Армейское, комиссарское засело в нем глубже, чем во всех знакомых мне литераторах, прошедших войну. Он вернулся после Победы майором – кажется, никто из этого поколения и круга (кроме Бориса Балтера, который, правда, еще до войны окончил командное училище, был кадровым военным) до такого чина не дослужился; не случайно всю литературу этого поколения называли «лейтенантской». А может быть, служба в армии лишь наложилась на характер Слуцкого, в котором были какие-то черты, связанные в нашем сознании с понятием «военная косточка». Не зря позднее по Москве гуляла эпиграмма Наума Коржавина на Слуцкого, начинавшаяся фразой: «Он комиссаром быть рожден» (заканчивалась она так: «Но получилось все не так: иная жизнь, иные нормы… И комиссарит он в стихах – над содержанием и формой»).

Борис был сдержан и немногословен, предпочитал не рассказывать, а расспрашивать и слушать, вопросы его часто бывали неожиданными, иногда заставали собеседника врасплох. Говорил он кратко – это были обычно не монологи, а реплики, – уверенным тоном человека, привыкшего без малейшего промедления принимать трудные решения и готового нести за них ответственность. Говорил, как рубил, как отрезал. Его суждения иной раз выглядели безапелляционными: он часто не выкладывал своих аргументов, обычно все «за» и «против» взвешивал мысленно, а сообщал только конечный вывод.
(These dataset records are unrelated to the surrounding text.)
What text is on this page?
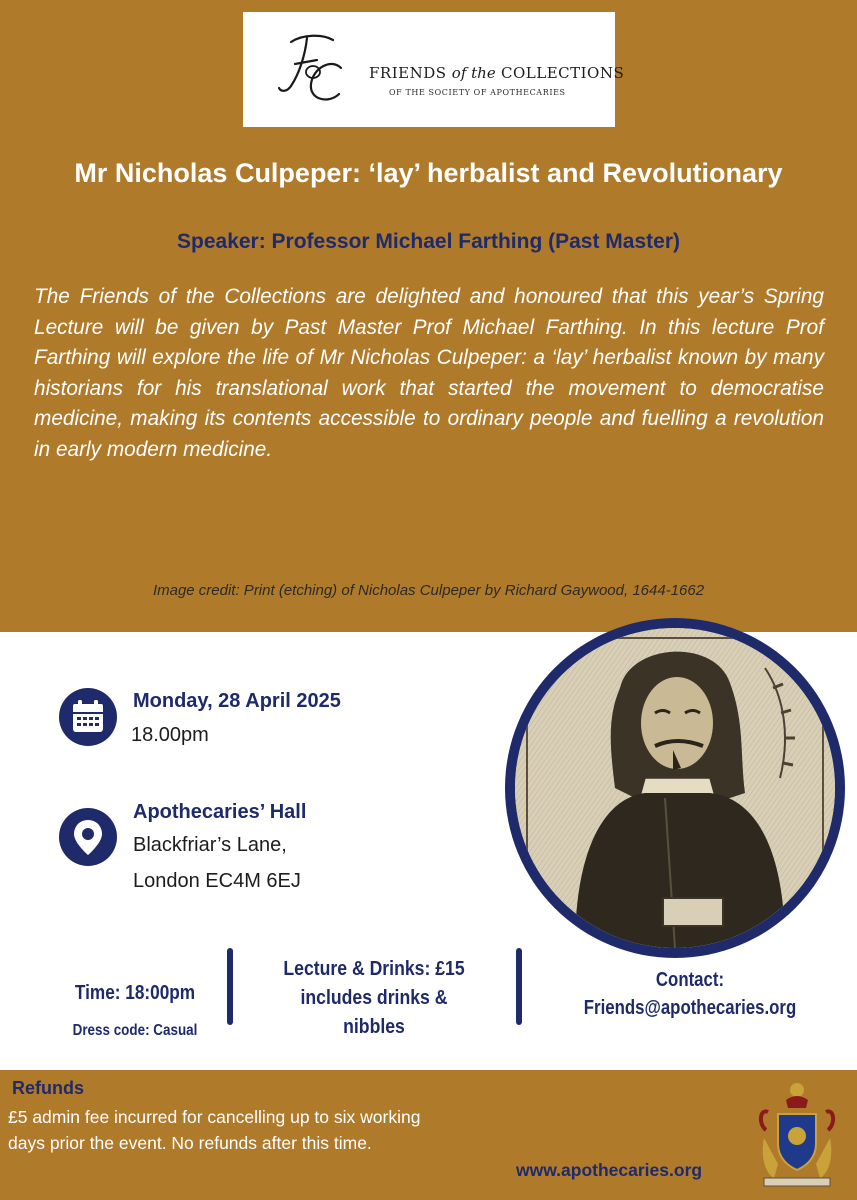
FRIENDS of the COLLECTIONS
OF THE SOCIETY OF APOTHECARIES
Mr Nicholas Culpeper: ‘lay’ herbalist and Revolutionary
Speaker: Professor Michael Farthing (Past Master)
The Friends of the Collections are delighted and honoured that this year’s Spring Lecture will be given by Past Master Prof Michael Farthing. In this lecture Prof Farthing will explore the life of Mr Nicholas Culpeper: a ‘lay’ herbalist known by many historians for his translational work that started the movement to democratise medicine, making its contents accessible to ordinary people and fuelling a revolution in early modern medicine.
Image credit: Print (etching) of Nicholas Culpeper by Richard Gaywood, 1644-1662
Monday, 28 April 2025
18.00pm
Apothecaries’ Hall
Blackfriar’s Lane,
London EC4M 6EJ
Time: 18:00pm
Dress code: Casual
Lecture & Drinks: £15
includes drinks &
nibbles
Contact:
Friends@apothecaries.org
Refunds
£5 admin fee incurred for cancelling up to six working days prior the event. No refunds after this time.
www.apothecaries.org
Современных поэтов оценивал строго и без малейшей дипломатии, но даже о несправедливо вознесенных говорил без всякой злобы.

О себе и тогда и потом Борис рассказывал редко и неохотно; все, что я знаю сейчас о его прошлом, сложилось постепенно из каких-то крупиц, в разное время случайно, к слову оброненных им в разговорах на другие темы. Говорили в связи с документальным фильмом «Если дорог тебе твой дом» о боях на западном направлении в сорок первом, о вяземском окружении, и Борис где-то в середине разговора заметил, что кое-что видел сам, потому что в июле попал на фронт, через две недели на Смоленщине был ранен, после госпиталя оказался снова в действующей армии лишь в декабре под Москвой, когда началось наше наступление. Вязьма его, к счастью, миновала. Расспрашивал меня, задавая новые и новые вопросы, где и кем я служил в войну, и по какому-то поводу – тоже мимоходом, одной фразой – сказал, что, работая в 7-м отделе, занимавшемся агитацией среди войск противника, в последний год войны несколько раз переходил с разведчиками линию фронта – переправляли в немецкий тыл военнопленных, окончивших антифашистскую школу. С писательской делегацией я побывал в Югославии, возили нас и в Крагуевац на так называемый Большой школьный урок – это траурное действо, на которое приезжают тысячи людей, в память о расстрелянных вместе со взрослыми учениках местной гимназии. Впечатление было оглушающее. Я поделился им с Борисом. «Я был в этом Крагуеваце в день освобождения, – заметил он. – Это было назавтра после того, как все было кончено в Белграде. И тогда услышал об этом расстреле гимназистов». Как-то Борис рассказал – о чем говорили, не помню, – что после войны он два года провалялся в госпиталях, дважды ему делали трепанацию черепа, но самым тяжелым было – именно этим он хотел поделиться, я это точно помню – месяцами не прекращавшаяся бессонница.